ANALYSIS: TRUE. The collapse of GOP support coincides with the popularization of a militant brand of liberal political activism that gestates on college campuses.

Noah Rothman for USA Today:

The Missouri story is indicative of the broader crisis on at many American colleges. Increasingly, the evidence shows, they are places of strictly enforced intellectual, cultural and political homogeneity. That rigid conformity may be enforced from below by energetic activists, but it finds succor and rationalizations for its conduct from above.

A study of “Faculty Voter Registration in Economics, History, Journalism, Law, and Psychology” published in Econ Journal Watch in late 2016 found that at 40 leading universities, registered Republicans were outnumbered by their Democratic counterparts by an average ratio of 11.5-to-1. This disparity isn’t new, but it’s been exacerbated as identity politics has polarized the academy.
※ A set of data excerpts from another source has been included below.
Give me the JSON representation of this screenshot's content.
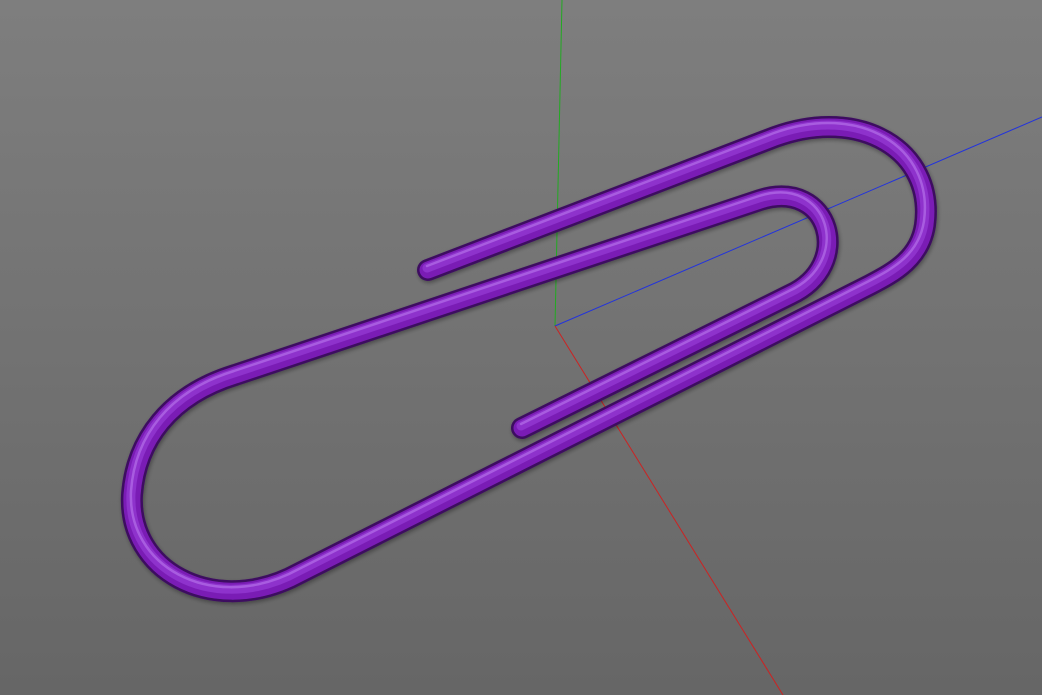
{
  "viewport": {
    "object": "paperclip",
    "object_color": "#7a1fb5",
    "background_color_top": "#7e7e7e",
    "background_color_bottom": "#666666",
    "axes": {
      "x_color": "#cc2222",
      "y_color": "#22aa22",
      "z_color": "#2233dd"
    }
  }
}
The Heritage Foundation’s Kim Holmes, author of The Closing of the Liberal Mind, blames the rise of multicultural studies departments. “If you’re going to have a Gender Studies Department, or something like that, the progressive assumptions are built into the very idea of the department, so you’re not going to hire any conservative professors,” said Holmes. If conservatives self-select out of programs like these, it follows that those who emerge from these programs will consider conservative ideas alien and threatening.

The irony of course is that it’s a mainstay of progressivism that only conservatives are held hostage by such primitive thinking.